В четвертом классе я учился только на отлично и хорошо. Из десяти предметных годовых оценок только по трем - русскому письменно, истории и географии мои знания были оценены как хорошие, по остальным - отличные. Я уверенно держал второе место в классе и полгода сидел за одной партой с несравненной Аней Безруковой. В общении с нею я сделал первое жизненно важное наблюдение - слава первого человека даже в маленьком коллективе, постоянное внимание старших к гордости класса, зависть или подхалимаж товарищей - все это наносит непоправимый ущерб моральному здоровью ребенка. Аня на всех стала смотреть свысока и даже возмущаться, если Ирина Михайловна была недовольна ее ответами и не ставила отличную оценку. Класс в этих случаях стал злобно торжествовать, что свидетельствовало о расширяющейся пропасти между коллективом и личностью. Мне было обидно за нее, но мои нравоучительные замечания она отвергала, гордо надув губки. В конце концов, я в ней разочаровался и даже был рад, когда нас рассадили.


Весной нам предстояли "испытания". Очевидно, это был пережиток эпохи, в которой четыре класса соответствовали начальному этапу образования и подтверждались документом. Испытания проходили по двум предметам - русскому письменно, который у меня хромал весь год, и арифметике, в которой я соображал лучше. Я постарался, написал их на отлично и получил право продолжить обучение в пятом классе.

Пятый класс нас немного беспокоил, ведь там с нами будет работать не один учитель, а несколько "предметников". Ко всем надо приспособиться, у каждого свой характер и свой спрос. Но это случится осенью, а сейчас после испытаний у нас впереди было целое лето без уроков и домашних заданий. Какое это счастье!

С началом   лета   мы   получали   возможность набивать ссыхающиеся  от  зимнего  недоедания  животы  всякой  съедобной зеленью - ужасно кислыми завязями урюка,  сливы,  ранних яблок. Ели щавель, ходили в горы за кисличкой (дикий ревень) и кандыками (луковицы диких тюльпанов). В общем, жевали все, что отдаленно могло считаться пригодным в пищу. Однако зелень ни в каких количествах не могла компенсировать нехватки белковой пищи. Мы все же не были до конца травоядными, нам хотелось мяса. И мы его нашли. Жертвами наших плотоядных устремлений стали бесчисленные городские воробьи. Мы начали на них целенаправленную охоту.

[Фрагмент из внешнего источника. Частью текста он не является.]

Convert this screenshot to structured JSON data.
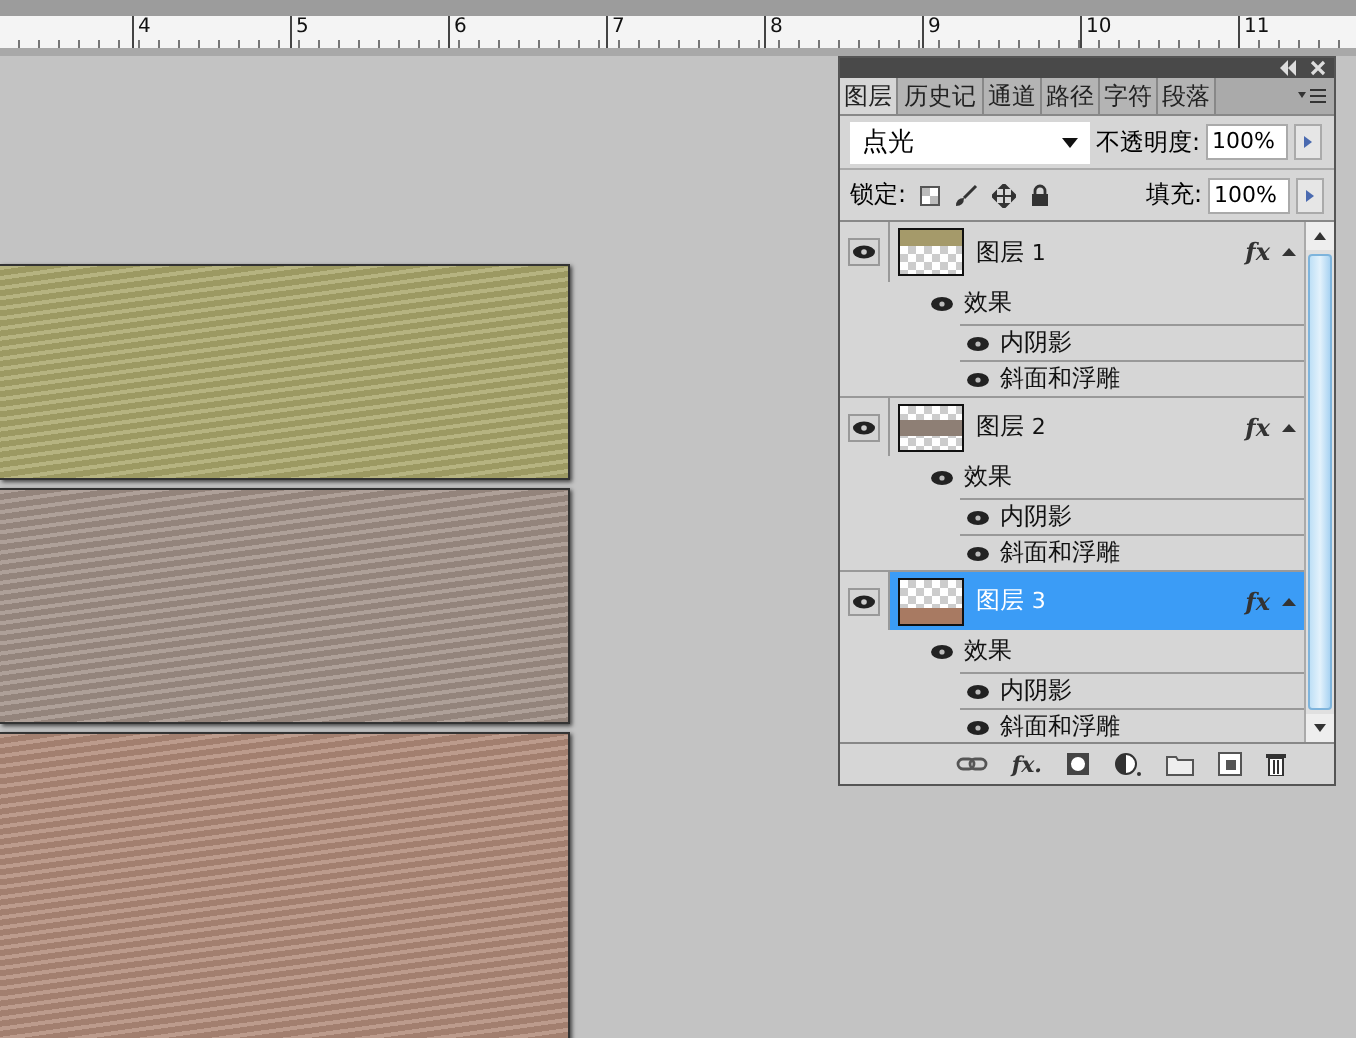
{
  "ruler": {
    "labels": [
      "4",
      "5",
      "6",
      "7",
      "8",
      "9",
      "10",
      "11"
    ]
  },
  "planks": [
    {
      "color": "#a9a66a"
    },
    {
      "color": "#a08f86"
    },
    {
      "color": "#b08a78"
    }
  ],
  "panel": {
    "tabs": [
      {
        "label": "图层",
        "selected": true
      },
      {
        "label": "历史记",
        "selected": false
      },
      {
        "label": "通道",
        "selected": false
      },
      {
        "label": "路径",
        "selected": false
      },
      {
        "label": "字符",
        "selected": false
      },
      {
        "label": "段落",
        "selected": false
      }
    ],
    "add_style_label": "fx.",
    "blend_mode": "点光",
    "opacity_label": "不透明度:",
    "opacity": "100%",
    "lock_label": "锁定:",
    "fill_label": "填充:",
    "fill": "100%",
    "layers": [
      {
        "name": "图层",
        "number": "1",
        "selected": false,
        "visible": true,
        "kind": "top",
        "fx_label": "fx",
        "color": "#a59a6a",
        "effects_label": "效果",
        "effects": [
          "内阴影",
          "斜面和浮雕"
        ]
      },
      {
        "name": "图层",
        "number": "2",
        "selected": false,
        "visible": true,
        "kind": "middle",
        "fx_label": "fx",
        "color": "#8e7f75",
        "effects_label": "效果",
        "effects": [
          "内阴影",
          "斜面和浮雕"
        ]
      },
      {
        "name": "图层",
        "number": "3",
        "selected": true,
        "visible": true,
        "kind": "bottom",
        "fx_label": "fx",
        "color": "#a87a62",
        "effects_label": "效果",
        "effects": [
          "内阴影",
          "斜面和浮雕"
        ]
      }
    ]
  }
}
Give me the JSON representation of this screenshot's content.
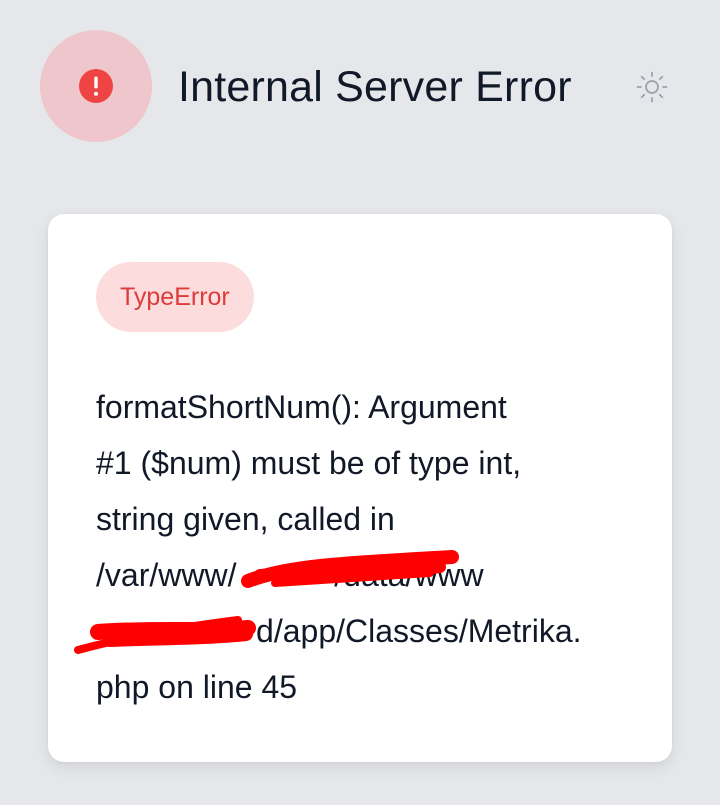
{
  "header": {
    "title": "Internal Server Error",
    "error_icon": "exclamation-circle-icon",
    "theme_toggle_icon": "sun-icon"
  },
  "error": {
    "type": "TypeError",
    "message_lines": [
      "formatShortNum(): Argument",
      "#1 ($num) must be of type int,",
      "string given, called in",
      "/var/www/           /data/www",
      "                  d/app/Classes/Metrika.",
      "php on line 45"
    ]
  },
  "colors": {
    "background": "#e5e7eb",
    "icon_circle": "#efc6cb",
    "icon_dot": "#ef4444",
    "badge_bg": "#fcdcdc",
    "badge_text": "#dc3b3b",
    "redaction": "#ff0000"
  }
}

Особенно удачливым был Димка Москвин. Он постоянно ходил с рогаткой, выработал хищную, крадущуюся походку и мгновенную реакцию. Поражал он жертву с первого выстрела. Мои результаты были хуже. Прицелившись в воробья, я боялся в него попасть и убить и был рад, если ему удавалось спастись. Димка считал меня неспособным к охоте и поручал вторую половину работы - ощипывать и готовить добычу. Это я делал ловко и охотно. Мы насаживали крохотные тушки на проволочку и жарили над углями. Шашлык из воробьев - отменное блюдо, но с тех пор у меня почему-то ни разу не возникло желания попробовать его снова.